The function of a contract is to cover legal exposure. It does not, by and large, govern the relations between parties. Those are already established by the community and contracts merely document well established facts. The way the parties will behave will already be a an established reflection of their education, training and previous business experience. It is naïve to think, for instance, that a contract will be used by engineers to help manage the construction of a building. On the contrary, the contract will present a myriad of hurdles, obstacles, impasse and problems as the workers try to get on and do their job – build. It is a truism to say then that almost all litigation is a function of poor contract management rather than poor contract design. Indeed, I have never met a client who had either fully read OR fully understood the contracts they were in.
A contract, rather, seeks to cover the inevitable areas of risk when two parties necessarily compromise to enter into an agreement. as my father used to say, ‘there are two parties to a contract – the screwor and the screwee. One party is always disadvantaged. The lesser party needs to cover their legal exposure and the greater party needs to ensure that not so much risk flows down that the lesser party is overloaded with risk, making the contract unworkable. Legal exposure is derived from financial risk. Contracts will generally cover most financial exposure. However, in Westminster-based systems much of the law of contract is still based in Equity. Usually, there is still some degree of exposure that remains. A party can only be forced to indemnify so much; can only warrant so much and not beyond the reality of the arrangement.
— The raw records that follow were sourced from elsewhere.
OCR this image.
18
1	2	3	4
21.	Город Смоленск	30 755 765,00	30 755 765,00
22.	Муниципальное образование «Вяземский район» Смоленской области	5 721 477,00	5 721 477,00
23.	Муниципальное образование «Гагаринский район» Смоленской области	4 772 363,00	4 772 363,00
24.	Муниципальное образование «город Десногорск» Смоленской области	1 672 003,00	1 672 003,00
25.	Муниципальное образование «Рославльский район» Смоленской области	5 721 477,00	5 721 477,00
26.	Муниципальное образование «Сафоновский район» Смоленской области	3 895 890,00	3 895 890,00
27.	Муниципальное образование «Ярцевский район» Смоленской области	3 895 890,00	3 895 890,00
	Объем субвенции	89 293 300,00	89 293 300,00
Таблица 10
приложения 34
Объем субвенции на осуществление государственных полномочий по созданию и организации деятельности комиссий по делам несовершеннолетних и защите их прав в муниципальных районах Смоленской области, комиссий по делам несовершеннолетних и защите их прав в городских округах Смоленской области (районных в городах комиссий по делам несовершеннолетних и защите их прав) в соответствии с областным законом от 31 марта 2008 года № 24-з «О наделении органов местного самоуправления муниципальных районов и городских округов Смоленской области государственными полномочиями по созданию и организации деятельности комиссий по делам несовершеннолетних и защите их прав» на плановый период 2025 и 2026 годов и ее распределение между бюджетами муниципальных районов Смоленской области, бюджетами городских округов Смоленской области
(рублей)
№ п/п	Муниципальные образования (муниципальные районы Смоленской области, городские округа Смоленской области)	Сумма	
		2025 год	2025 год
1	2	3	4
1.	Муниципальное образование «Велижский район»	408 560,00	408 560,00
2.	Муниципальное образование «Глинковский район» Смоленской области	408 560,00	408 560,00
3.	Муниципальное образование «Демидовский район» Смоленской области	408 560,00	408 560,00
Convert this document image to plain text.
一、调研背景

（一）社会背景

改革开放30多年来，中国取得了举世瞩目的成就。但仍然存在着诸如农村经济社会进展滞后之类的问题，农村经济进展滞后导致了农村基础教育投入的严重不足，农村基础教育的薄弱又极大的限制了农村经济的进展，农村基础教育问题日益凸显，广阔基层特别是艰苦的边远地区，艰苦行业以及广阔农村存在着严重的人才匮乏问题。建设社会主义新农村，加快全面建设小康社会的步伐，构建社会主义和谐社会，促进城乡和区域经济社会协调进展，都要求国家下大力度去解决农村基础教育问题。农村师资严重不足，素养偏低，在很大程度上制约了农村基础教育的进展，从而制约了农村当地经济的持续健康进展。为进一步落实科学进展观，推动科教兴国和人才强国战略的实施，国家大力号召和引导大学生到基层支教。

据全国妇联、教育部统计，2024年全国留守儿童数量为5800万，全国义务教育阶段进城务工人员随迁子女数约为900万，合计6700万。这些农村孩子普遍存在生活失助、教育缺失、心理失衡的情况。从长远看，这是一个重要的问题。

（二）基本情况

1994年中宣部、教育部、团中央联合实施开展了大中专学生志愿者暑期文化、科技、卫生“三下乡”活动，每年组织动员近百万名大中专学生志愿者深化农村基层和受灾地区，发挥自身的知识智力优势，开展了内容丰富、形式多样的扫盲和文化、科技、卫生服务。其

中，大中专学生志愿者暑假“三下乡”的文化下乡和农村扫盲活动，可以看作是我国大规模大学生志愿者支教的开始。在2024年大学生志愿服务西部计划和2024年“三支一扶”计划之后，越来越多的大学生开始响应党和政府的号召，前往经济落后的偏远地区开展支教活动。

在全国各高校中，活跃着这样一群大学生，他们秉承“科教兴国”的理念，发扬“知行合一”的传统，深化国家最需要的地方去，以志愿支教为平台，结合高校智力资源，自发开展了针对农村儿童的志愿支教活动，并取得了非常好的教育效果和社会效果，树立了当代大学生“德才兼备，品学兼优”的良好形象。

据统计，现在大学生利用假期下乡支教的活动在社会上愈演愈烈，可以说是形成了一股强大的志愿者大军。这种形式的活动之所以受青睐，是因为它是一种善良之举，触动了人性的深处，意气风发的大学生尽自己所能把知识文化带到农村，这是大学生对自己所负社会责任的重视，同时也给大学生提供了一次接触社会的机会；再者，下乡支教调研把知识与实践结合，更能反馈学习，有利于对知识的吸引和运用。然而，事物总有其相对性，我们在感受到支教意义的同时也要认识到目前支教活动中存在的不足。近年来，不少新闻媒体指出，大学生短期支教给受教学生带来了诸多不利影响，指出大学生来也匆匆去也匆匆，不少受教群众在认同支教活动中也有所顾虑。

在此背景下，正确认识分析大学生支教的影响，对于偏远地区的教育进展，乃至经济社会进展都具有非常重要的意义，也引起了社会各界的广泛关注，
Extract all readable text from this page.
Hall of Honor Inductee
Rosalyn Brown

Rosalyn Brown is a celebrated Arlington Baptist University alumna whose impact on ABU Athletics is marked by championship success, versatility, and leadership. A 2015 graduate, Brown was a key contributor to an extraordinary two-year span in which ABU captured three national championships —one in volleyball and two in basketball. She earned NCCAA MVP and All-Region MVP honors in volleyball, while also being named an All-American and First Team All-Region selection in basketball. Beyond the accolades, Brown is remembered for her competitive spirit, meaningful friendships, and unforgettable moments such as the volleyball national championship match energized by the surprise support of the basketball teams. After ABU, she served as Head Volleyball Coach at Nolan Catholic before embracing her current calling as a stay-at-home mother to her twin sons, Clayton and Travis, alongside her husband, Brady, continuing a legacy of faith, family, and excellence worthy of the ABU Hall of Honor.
Most contracts, however, do not measure the legal exposure a party faces. Most contracts stick with the standard blanket coverage formula, i.e. zero exposure. This approach is unhelpful and in many cases counter-productive, because namely:
- Phantom Exposure. contract negotiations become unnecessarily bogged down over non-existent risk. Arguing for 100% coverage when the risk is well covered already is just chasing phantom risk.
- Lazy. Quite frankly, the body of knowledge which exists in each sector, the sophistication of clients and the modern quantitative tools which exist to make contracting easier give no excuse for legal laziness.
Measuring legal exposure is both qualitative and quantitative. Firstly, deriving financial risk is a mathematical function. Secondly, as exposure is derived from the limitations of contractual coverage then legal exposure is a function of qualitative assessments.
My own method uses a threefold approach, namely:
- sensitivity analysis to measure financial risk, and then
- three separate qualitative measurements to define whether an element is a legal risk, then
- a legal assessment to determine if the remaining elements are covered (i.e. measure the exposure) and to what degree.
All of this is done as a collaborative process around a single bubble chart (shown below). As is shown in the chart,
- the bubble size (Z ‘axis’) relates directly to the mathematical analysis of financial sensitivity.
- the X-axis is a qualitative scoring designed to assess the relative complexity of each item of volatility.
- the Y-Axis is another qualitative scoring to determine just how close the item is to the project team, i.e. can they actually do something about it? The less a team can influence a risk the more such risk needs to be pushed upwards so that the corporate functions of a business (Legal, Finance) can act upon it with centralised authority,
- the colouring, lastly, deals with the notion of immediacy, i.e. prioritisation.
In this way, if a risk is both very complex and not able to be influenced by the project team (i.e. cannot be mitigated) then it, most likely, needs to be dealt with by the Legal function as there will be no way to otherwise influence it when the risk is realised.
Once legal risk is conceptually isolated in the upper-right quadrant of the bubble chart then lawyers may make a qualitative determination as to the amount of legal exposure. For instance, a builder may warrant the quality of workmanship on a specific structure and cover it with insurance. Legal may determine that there is virtually no statistical evidence that such risk is likely to be realised. Therefore, the existing premiums easily cover the risk highlighted in the chart.
Alternately, the chart may have defined financial risk beyond, say, the indemnities provided by a firm’s subcontractors. In such a case insurance or contractual renegotiation may be necessary. It is important to know that in such circumstances it is precisely targeted cross-functional management energy that is being expended to determine, define and collaboratively deal with specific financial risks. Indeed, there is little more any business could hope for.